A computer program for sequential bayesian classification of patterns defined by integer and real-valued data is described. Classified patterns from a training sample are used to estimate the non-parametric (kernel) probability density functions and the a-priori class probabilities necessary to implement the bayesian classification. For each pattern and at each step in the sequential program, the 'best' feature to be measured at the next step is computed on the basis of the estimated misallocation error rate. The user can actually use the proposed feature or any other one; once the chosen feature has been measured, its value is used to allocate the pattern into the class with the highest conditional a-posteriori probability, according to the Bayes formula. The main feature of the program consists in the computation of the 'probability of reversal' at each step of the sequential procedure. The probability of reversal represents the probability that at the next step the pattern will be classified into a class different from the present one. The probability of reversal can be used as a stopping criterion, which is more efficient than other commonly used stopping rules, such as the a-posteriori Bayes probability or the estimated misallocation error rate. The program, available in FORTRAN 77 for a VAX/VMS machine, has been tested both on simulated and real data collected from patients suffering from various forms of hepatic disease.
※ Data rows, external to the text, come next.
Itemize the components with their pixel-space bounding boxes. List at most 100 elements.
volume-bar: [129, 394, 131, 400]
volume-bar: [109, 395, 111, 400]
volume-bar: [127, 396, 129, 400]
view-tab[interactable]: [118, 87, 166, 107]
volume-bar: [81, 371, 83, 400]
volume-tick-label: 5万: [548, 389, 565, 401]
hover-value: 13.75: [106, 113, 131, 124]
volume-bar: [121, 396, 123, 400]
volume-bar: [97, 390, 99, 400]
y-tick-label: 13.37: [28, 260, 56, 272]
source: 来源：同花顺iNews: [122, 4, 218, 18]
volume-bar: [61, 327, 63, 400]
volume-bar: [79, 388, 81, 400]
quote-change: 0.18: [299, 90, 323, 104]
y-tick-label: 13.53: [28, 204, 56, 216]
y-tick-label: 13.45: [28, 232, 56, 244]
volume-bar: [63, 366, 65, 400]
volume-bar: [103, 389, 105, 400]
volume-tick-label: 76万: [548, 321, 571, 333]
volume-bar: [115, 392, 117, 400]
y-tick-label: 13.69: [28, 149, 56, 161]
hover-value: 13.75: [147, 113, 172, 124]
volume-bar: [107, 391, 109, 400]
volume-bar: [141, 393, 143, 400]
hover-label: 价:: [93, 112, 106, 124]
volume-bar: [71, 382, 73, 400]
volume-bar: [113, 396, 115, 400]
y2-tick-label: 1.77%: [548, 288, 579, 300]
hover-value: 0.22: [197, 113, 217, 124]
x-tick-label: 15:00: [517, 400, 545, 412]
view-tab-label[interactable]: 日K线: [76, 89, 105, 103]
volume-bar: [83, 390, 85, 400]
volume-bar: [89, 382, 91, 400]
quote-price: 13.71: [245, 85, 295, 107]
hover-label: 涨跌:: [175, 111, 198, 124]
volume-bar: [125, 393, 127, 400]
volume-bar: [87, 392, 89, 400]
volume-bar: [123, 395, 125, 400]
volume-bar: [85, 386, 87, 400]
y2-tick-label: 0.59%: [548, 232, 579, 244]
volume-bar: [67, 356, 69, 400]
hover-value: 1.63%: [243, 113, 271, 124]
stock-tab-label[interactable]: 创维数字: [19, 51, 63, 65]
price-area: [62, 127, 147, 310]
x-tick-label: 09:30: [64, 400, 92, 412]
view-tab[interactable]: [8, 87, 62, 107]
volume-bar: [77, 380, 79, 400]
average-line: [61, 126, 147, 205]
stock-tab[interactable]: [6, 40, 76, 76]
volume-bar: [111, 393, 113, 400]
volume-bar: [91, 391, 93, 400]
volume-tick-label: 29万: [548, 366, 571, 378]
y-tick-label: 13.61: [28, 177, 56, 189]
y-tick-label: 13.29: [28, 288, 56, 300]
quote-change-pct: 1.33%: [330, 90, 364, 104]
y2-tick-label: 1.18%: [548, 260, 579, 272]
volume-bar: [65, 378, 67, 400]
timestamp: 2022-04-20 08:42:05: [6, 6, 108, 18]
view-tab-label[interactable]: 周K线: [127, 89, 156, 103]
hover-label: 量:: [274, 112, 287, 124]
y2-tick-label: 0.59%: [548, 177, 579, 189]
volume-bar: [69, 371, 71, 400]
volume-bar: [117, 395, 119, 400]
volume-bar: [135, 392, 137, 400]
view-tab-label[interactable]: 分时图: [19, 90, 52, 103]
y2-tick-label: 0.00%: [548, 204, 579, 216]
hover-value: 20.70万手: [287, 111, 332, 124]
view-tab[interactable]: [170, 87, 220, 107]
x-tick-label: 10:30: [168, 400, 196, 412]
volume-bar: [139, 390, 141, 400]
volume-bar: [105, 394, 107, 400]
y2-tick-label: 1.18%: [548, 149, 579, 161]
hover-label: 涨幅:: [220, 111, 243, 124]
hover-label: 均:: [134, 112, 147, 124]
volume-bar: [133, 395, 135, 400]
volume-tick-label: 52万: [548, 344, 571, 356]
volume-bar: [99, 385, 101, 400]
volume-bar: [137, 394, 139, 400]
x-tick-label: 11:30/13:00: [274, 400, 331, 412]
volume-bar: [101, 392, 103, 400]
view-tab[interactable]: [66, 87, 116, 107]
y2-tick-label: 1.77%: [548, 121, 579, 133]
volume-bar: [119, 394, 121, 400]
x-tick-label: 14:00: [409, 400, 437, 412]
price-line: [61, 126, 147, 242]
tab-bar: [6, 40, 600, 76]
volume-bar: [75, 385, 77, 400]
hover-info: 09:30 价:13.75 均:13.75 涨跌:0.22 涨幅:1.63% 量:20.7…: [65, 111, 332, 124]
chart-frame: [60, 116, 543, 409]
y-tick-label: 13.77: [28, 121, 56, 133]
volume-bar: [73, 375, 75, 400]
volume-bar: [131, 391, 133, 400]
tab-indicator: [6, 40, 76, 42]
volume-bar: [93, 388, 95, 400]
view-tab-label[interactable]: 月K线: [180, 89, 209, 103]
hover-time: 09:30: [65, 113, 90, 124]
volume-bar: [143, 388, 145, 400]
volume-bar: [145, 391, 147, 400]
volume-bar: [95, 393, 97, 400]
本文描述了一个用于对由整数和实值数据定义的模式进行序贯贝叶斯分类的计算机程序。来自训练样本的分类模式用于估计实施贝叶斯分类所需的非参数(核)概率密度函数和先验类概率。对于序贯程序中的每个模式和每一步,根据估计的错误分类误差率计算下一步要测量的“最佳”特征。用户实际上可以使用提议的特征或任何其他特征;一旦测量了所选特征,其值就用于根据贝叶斯公式将模式分配到具有最高条件后验概率的类中。该程序的主要特征在于在序贯过程的每一步计算“反转概率”。反转概率表示下一步模式将被分类到与当前类不同的类中的概率。反转概率可用作停止准则,它比其他常用的停止规则(如后验贝叶斯概率或估计的错误分类误差率)更有效。该程序用FORTRAN 77编写,可在VAX/VMS机器上运行,已在从患有各种肝病的患者收集的模拟数据和真实数据上进行了测试。